IJM harnessed US influence to pressure local NGOs and police to fall in line. In one IJM-initiated case, Trafcord's "slowness" in taking action on raiding a brothel earned it a rebuke from the State Department, according to Svasti, which raised diplomatic hackles in Thailand and in effect severed the relationship between IJM and Thai countertrafficking efforts.
Stymied by Thailand's inflexible laws on detention and deportation and shut out by Thai organizations, IJM gradually tapered off its countertrafficking work there; now it focuses on helping ethnic minorities file for legal citizenship. It shifted its countertrafficking efforts to the next battlefront--a neighboring country with an appetite for child prostitution, Cambodia.
Head north out of Phnom Penh on National Road 1 for eleven kilometers and turn left, and you'll find what was once Cambodia's most notorious haven for child prostitution. These days, visitors who come to Svay Pak during the day will find an open-air billiards area, a few drugstores and one or two gold shops that form part of an informal banking system for the poor and undocumented, who display the gold as a form of aspirational fashion or tuck it away for safekeeping. A few young men and women are cutting and stacking rags, and farther down, past a dusty marketplace full of the smell of overripe fruit and empty of customers, is a recycling outpost where a woman with a scarf wound around her head is at work crushing water bottles. Svay Pak is a town of scraps and remnants--including a diminished child-sex trade that lingers on, despite the efforts of IJM and the Cambodian police.
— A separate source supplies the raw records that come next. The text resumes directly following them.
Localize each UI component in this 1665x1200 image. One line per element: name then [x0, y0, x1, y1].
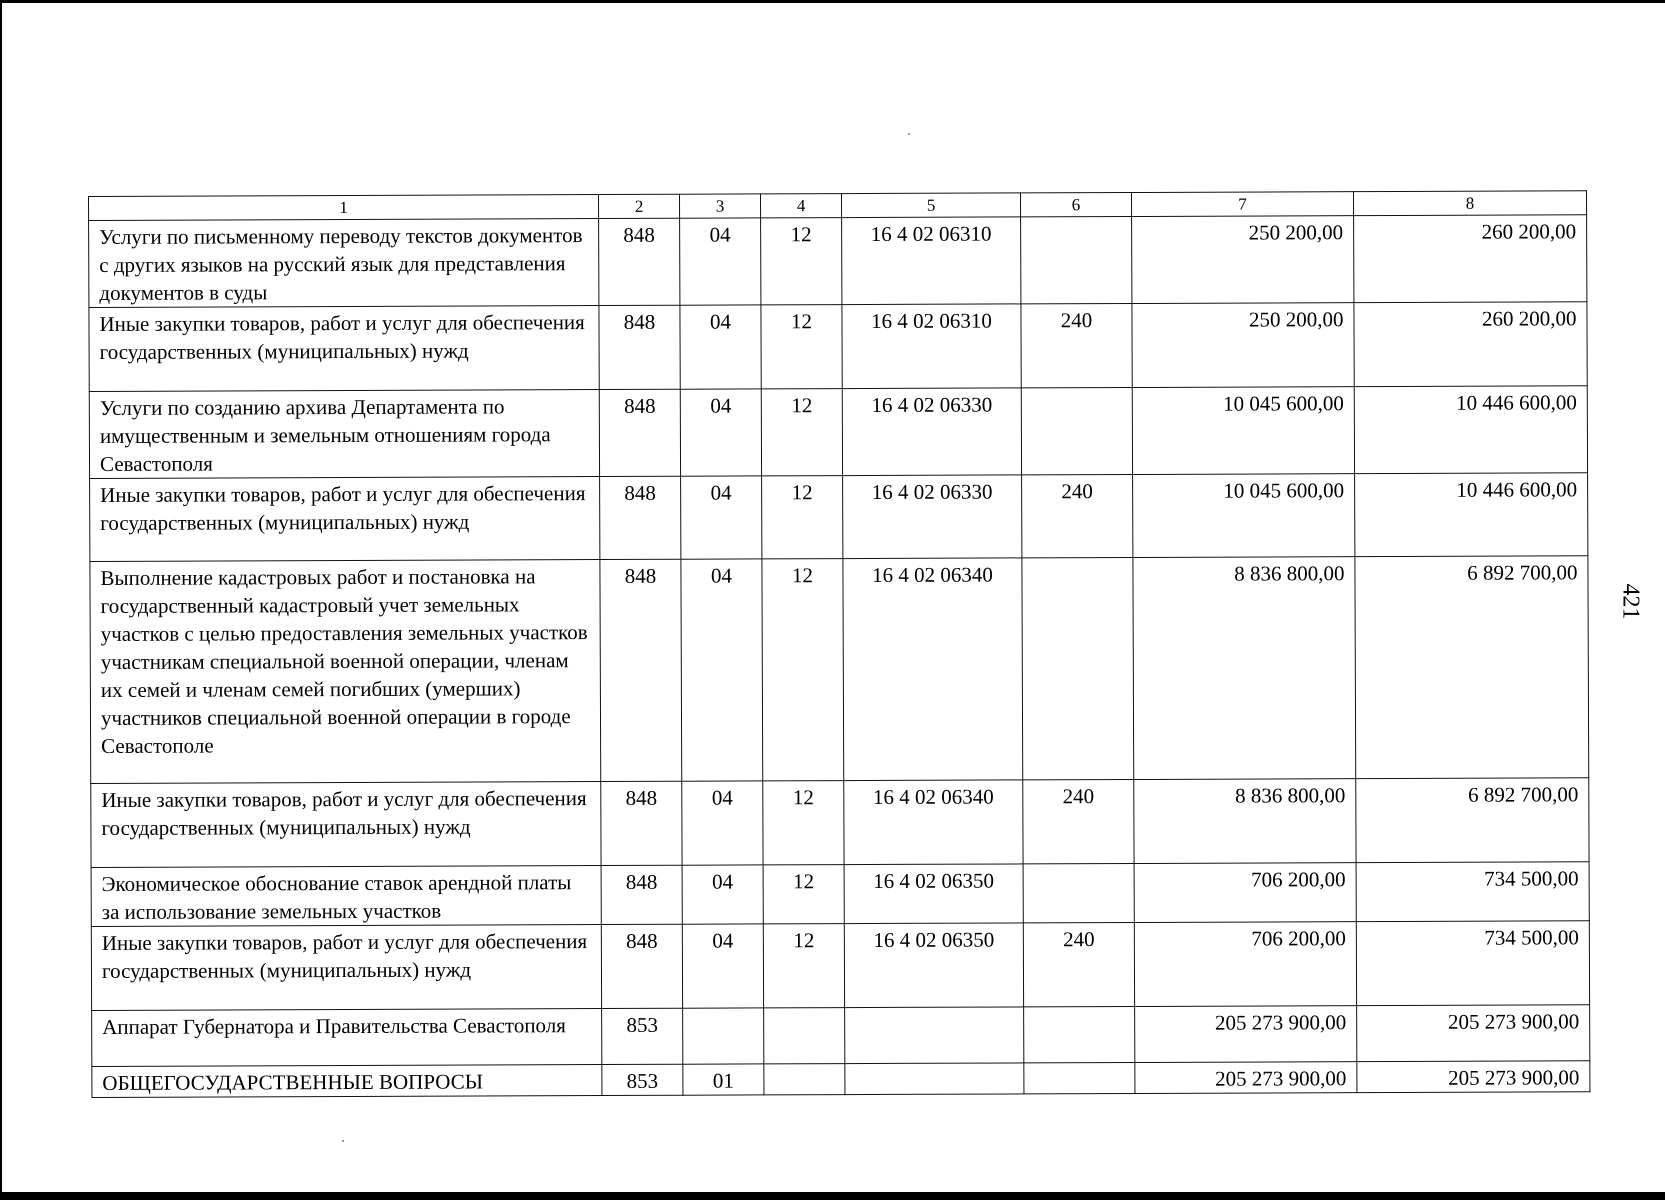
row-section-code: 04 — [680, 389, 761, 476]
page-number: 421 — [1617, 583, 1644, 620]
row-section-code: 04 — [680, 218, 761, 305]
row-expense-type — [1021, 216, 1132, 303]
row-expense-type — [1023, 863, 1134, 922]
column-number-3: 3 — [679, 194, 760, 218]
row-section-code: 01 — [683, 1064, 764, 1095]
row-section-code: 04 — [680, 305, 761, 389]
row-amount-col8: 10 446 600,00 — [1354, 386, 1587, 474]
row-subsection-code: 12 — [762, 559, 844, 781]
row-ministry-code: 848 — [600, 476, 681, 559]
row-target-article: 16 4 02 06330 — [842, 388, 1021, 476]
table-row — [90, 473, 1588, 562]
row-expense-type — [1024, 1062, 1135, 1093]
row-amount-col7: 8 836 800,00 — [1134, 779, 1356, 864]
table-row — [91, 921, 1589, 1011]
row-subsection-code: 12 — [762, 476, 843, 559]
row-amount-col8: 260 200,00 — [1354, 215, 1587, 303]
row-amount-col8: 6 892 700,00 — [1356, 778, 1589, 863]
row-subsection-code — [764, 1008, 845, 1064]
scan-border-bottom — [0, 1192, 1665, 1200]
row-target-article: 16 4 02 06340 — [844, 780, 1023, 865]
row-target-article: 16 4 02 06330 — [843, 475, 1022, 559]
row-expense-type — [1024, 1006, 1135, 1062]
row-name: Экономическое обоснование ставок арендной платы за использование земельных участков — [91, 866, 601, 927]
row-ministry-code: 853 — [602, 1064, 683, 1095]
row-amount-col7: 250 200,00 — [1132, 216, 1354, 304]
row-name: Иные закупки товаров, работ и услуг для обеспечения государственных (муниципальных) нужд — [89, 306, 599, 392]
table-row — [90, 556, 1589, 784]
row-section-code: 04 — [682, 781, 763, 865]
row-target-article — [845, 1007, 1024, 1064]
table-row — [92, 1061, 1590, 1098]
row-expense-type: 240 — [1023, 779, 1134, 863]
row-expense-type: 240 — [1021, 303, 1132, 387]
row-name: Услуги по созданию архива Департамента по имущественным и земельным отношениям города Севастополя — [89, 390, 599, 479]
row-target-article — [845, 1063, 1024, 1095]
row-amount-col8: 734 500,00 — [1356, 862, 1589, 922]
row-target-article: 16 4 02 06350 — [844, 923, 1023, 1008]
column-number-6: 6 — [1020, 192, 1131, 216]
row-name: Аппарат Губернатора и Правительства Севастополя — [92, 1009, 602, 1067]
row-name: Иные закупки товаров, работ и услуг для обеспечения государственных (муниципальных) нужд — [91, 925, 601, 1011]
row-ministry-code: 848 — [601, 924, 682, 1008]
row-expense-type — [1022, 557, 1134, 779]
scan-border-left — [0, 0, 2, 1200]
row-section-code — [683, 1008, 764, 1064]
row-target-article: 16 4 02 06310 — [842, 217, 1021, 305]
row-name: Иные закупки товаров, работ и услуг для обеспечения государственных (муниципальных) нужд — [90, 477, 600, 562]
row-ministry-code: 848 — [600, 559, 682, 781]
column-number-2: 2 — [598, 194, 679, 218]
row-name: Выполнение кадастровых работ и постановка на государственный кадастровый учет земельных участков с целью предоставления земельных участков участникам специальной военной операции, членам их семей и членам семей погибших (умерших) участников специальной военной операции в городе Севастополе — [90, 560, 601, 784]
row-section-code: 04 — [681, 559, 763, 781]
row-subsection-code: 12 — [761, 389, 842, 476]
row-expense-type: 240 — [1023, 922, 1134, 1006]
row-amount-col7: 706 200,00 — [1134, 863, 1356, 923]
column-number-5: 5 — [841, 193, 1020, 218]
row-name: Иные закупки товаров, работ и услуг для обеспечения государственных (муниципальных) нужд — [91, 782, 601, 868]
row-amount-col7: 205 273 900,00 — [1135, 1062, 1357, 1094]
row-name: ОБЩЕГОСУДАРСТВЕННЫЕ ВОПРОСЫ — [92, 1065, 602, 1098]
table-row — [91, 862, 1589, 927]
row-expense-type — [1021, 387, 1132, 474]
row-section-code: 04 — [682, 865, 763, 924]
row-expense-type: 240 — [1022, 474, 1133, 557]
row-ministry-code: 848 — [599, 218, 680, 305]
row-section-code: 04 — [682, 924, 763, 1008]
column-number-1: 1 — [89, 195, 599, 221]
row-amount-col8: 205 273 900,00 — [1357, 1061, 1590, 1093]
budget-table — [88, 190, 1590, 1098]
row-amount-col7: 8 836 800,00 — [1133, 557, 1356, 780]
row-ministry-code: 848 — [599, 305, 680, 389]
row-ministry-code: 848 — [599, 389, 680, 476]
row-amount-col7: 250 200,00 — [1132, 303, 1354, 388]
row-amount-col8: 734 500,00 — [1356, 921, 1589, 1006]
column-number-7: 7 — [1131, 192, 1353, 217]
column-number-8: 8 — [1353, 191, 1586, 216]
row-ministry-code: 848 — [601, 781, 682, 865]
row-amount-col7: 706 200,00 — [1134, 922, 1356, 1007]
row-ministry-code: 848 — [601, 865, 682, 924]
row-amount-col8: 205 273 900,00 — [1357, 1005, 1590, 1062]
row-amount-col8: 260 200,00 — [1354, 302, 1587, 387]
column-number-4: 4 — [760, 194, 841, 218]
row-subsection-code: 12 — [763, 865, 844, 924]
row-amount-col8: 10 446 600,00 — [1355, 473, 1588, 557]
row-target-article: 16 4 02 06340 — [843, 558, 1023, 781]
row-ministry-code: 853 — [602, 1008, 683, 1064]
table-row — [89, 302, 1587, 392]
row-amount-col7: 10 045 600,00 — [1132, 387, 1354, 475]
row-amount-col8: 6 892 700,00 — [1355, 556, 1589, 779]
table-row — [91, 778, 1589, 868]
scan-speck — [342, 1140, 344, 1142]
scan-speck — [908, 133, 910, 135]
row-amount-col7: 205 273 900,00 — [1135, 1006, 1357, 1063]
row-subsection-code: 12 — [761, 305, 842, 389]
row-subsection-code: 12 — [763, 924, 844, 1008]
row-subsection-code: 12 — [761, 218, 842, 305]
row-subsection-code — [764, 1064, 845, 1095]
table-row — [89, 215, 1587, 308]
table-row — [92, 1005, 1590, 1067]
row-section-code: 04 — [681, 476, 762, 559]
row-target-article: 16 4 02 06310 — [842, 304, 1021, 389]
table-row — [89, 386, 1587, 479]
row-subsection-code: 12 — [763, 781, 844, 865]
row-name: Услуги по письменному переводу текстов документов с других языков на русский язык для представления документов в суды — [89, 219, 599, 308]
row-amount-col7: 10 045 600,00 — [1133, 474, 1355, 558]
row-target-article: 16 4 02 06350 — [844, 864, 1023, 924]
scan-border-top — [0, 0, 1665, 3]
It's a melancholy ending to what was supposed to be a happily-ever-after story--after all, Svay Pak helped IJM make its name. The predominantly Vietnamese village was the staging ground for IJM's most celebrated raid, in March 2003, which became the subject of a Dateline NBC special and Haugen's book Terrify No More.
"They would bring the youngest of girls and sit them on your laps in the streets," said Patrick Stayton, who became IJM's field office director in 2007, after the first IJM raid. "There were girls that were anywhere from 5 to 8. After that [IJM raid] they no longer had to have every orifice of their body violated ten times a day.... That ended for at least a few that day."
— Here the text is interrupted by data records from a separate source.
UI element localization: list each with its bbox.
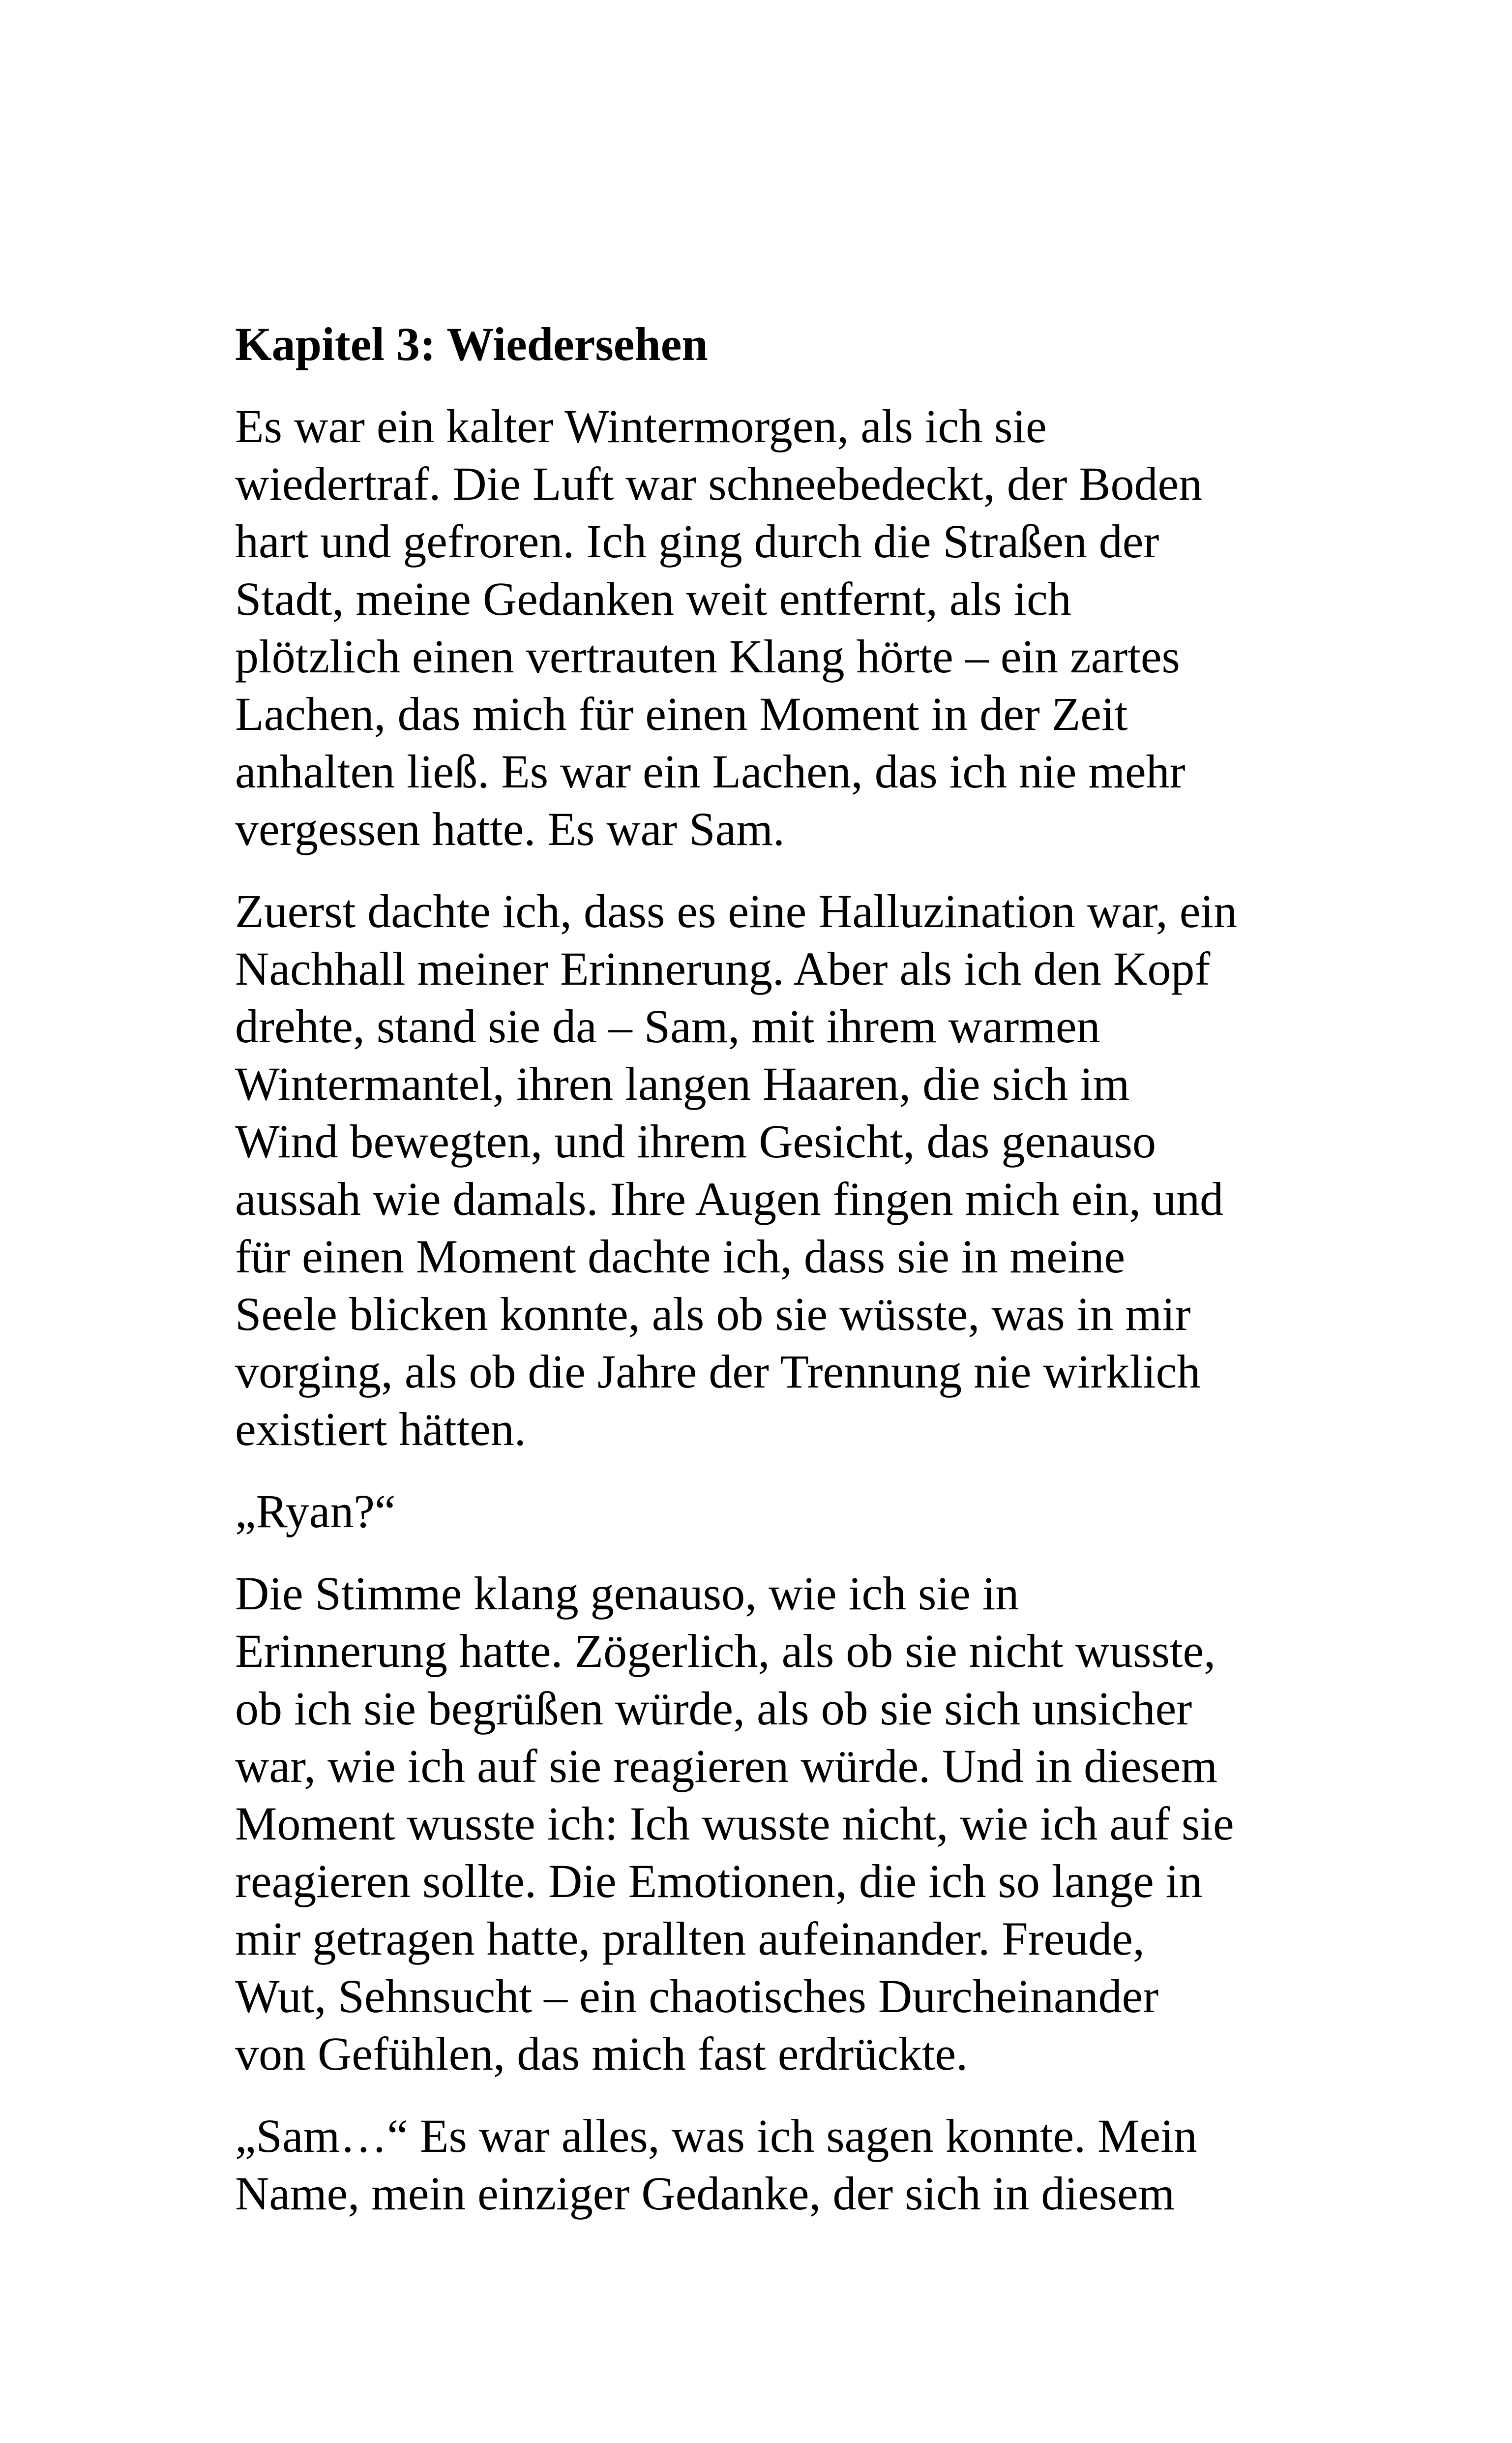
paragraph: [235, 397, 1307, 858]
text-line: Erinnerung hatte. Zögerlich, als ob sie nicht wusste,: [235, 1625, 1216, 1677]
text-line: Wind bewegten, und ihrem Gesicht, das genauso: [235, 1115, 1156, 1168]
text-line: Moment wusste ich: Ich wusste nicht, wie ich auf sie: [235, 1797, 1234, 1850]
text-line: Name, mein einziger Gedanke, der sich in diesem: [235, 2167, 1175, 2220]
text-line: vergessen hatte. Es war Sam.: [235, 803, 785, 855]
text-line: für einen Moment dachte ich, dass sie in meine: [235, 1230, 1126, 1283]
text-line: anhalten ließ. Es war ein Lachen, das ich nie mehr: [235, 745, 1186, 798]
text-line: existiert hätten.: [235, 1403, 526, 1455]
text-line: mir getragen hatte, prallten aufeinander. Freude,: [235, 1912, 1145, 1965]
text-line: Zuerst dachte ich, dass es eine Halluzination war, ein: [235, 885, 1238, 937]
text-line: plötzlich einen vertrauten Klang hörte – ein zartes: [235, 630, 1180, 683]
text-line: Es war ein kalter Wintermorgen, als ich sie: [235, 400, 1047, 452]
chapter-title: Kapitel 3: Wiedersehen: [235, 318, 708, 370]
paragraph: [235, 1565, 1307, 2082]
text-line: Stadt, meine Gedanken weit entfernt, als ich: [235, 573, 1071, 625]
text-line: „Sam…“ Es war alles, was ich sagen konnte. Mein: [235, 2110, 1197, 2162]
text-line: aussah wie damals. Ihre Augen fingen mich ein, und: [235, 1173, 1224, 1225]
paragraph: [235, 882, 1307, 1458]
text-line: ob ich sie begrüßen würde, als ob sie sich unsicher: [235, 1682, 1192, 1735]
text-line: Lachen, das mich für einen Moment in der Zeit: [235, 688, 1128, 740]
text-line: reagieren sollte. Die Emotionen, die ich so lange in: [235, 1855, 1203, 1907]
text-line: Nachhall meiner Erinnerung. Aber als ich den Kopf: [235, 942, 1211, 995]
text-line: „Ryan?“: [235, 1485, 396, 1538]
text-line: war, wie ich auf sie reagieren würde. Und in diesem: [235, 1740, 1218, 1792]
text-line: Seele blicken konnte, als ob sie wüsste, was in mir: [235, 1288, 1191, 1340]
text-line: wiedertraf. Die Luft war schneebedeckt, der Boden: [235, 457, 1203, 510]
page-content: [235, 315, 1307, 2247]
text-line: drehte, stand sie da – Sam, mit ihrem warmen: [235, 1000, 1100, 1053]
text-line: Wut, Sehnsucht – ein chaotisches Durcheinander: [235, 1970, 1159, 2022]
paragraph: [235, 1482, 1307, 1540]
text-line: von Gefühlen, das mich fast erdrückte.: [235, 2027, 968, 2080]
text-line: Wintermantel, ihren langen Haaren, die sich im: [235, 1057, 1130, 1110]
text-line: vorging, als ob die Jahre der Trennung nie wirklich: [235, 1345, 1201, 1398]
text-line: Die Stimme klang genauso, wie ich sie in: [235, 1567, 1019, 1620]
paragraph: [235, 2107, 1307, 2222]
text-line: hart und gefroren. Ich ging durch die Straßen der: [235, 515, 1159, 568]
I first met Stayton in February 2008. The tall lawyer had a deep, rolling voice--a natural fit for singing in a chorus, which he says serves as "one of my outlets"--and an intense gaze that radiated moral seriousness and genuine, if guarded, warmth.
He folded himself into a wicker chair, and we turned to his work, faith and the classic conflict that IJM had encountered: how to balance the needs of trafficked women and girls with the potential for disruption in the lives of adult sex workers and the distribution of HIV services.
"I believe that God is all-powerful. He could do this, but I think it pleases him to let his creations be his hands and feet here," he said. "I have an opportunity to bring heaven on earth in places that are already hell on earth. I believe in a God who created us with the ability to feel this kind of pain, and to understand and recognize and see it, a heart to want to do something about it. I think the evil that happens here breaks his heart.
"Am I happy about the potential disruption? No. But I'm looking at the girl there, the 15-year-old girl who is nothing more than an organ for rent," he says. "That's what we find unacceptable. And I think that IJM has weighed that cost--I have personally weighed that cost. I wouldn't be working with IJM if I didn't feel that cost was one I could take."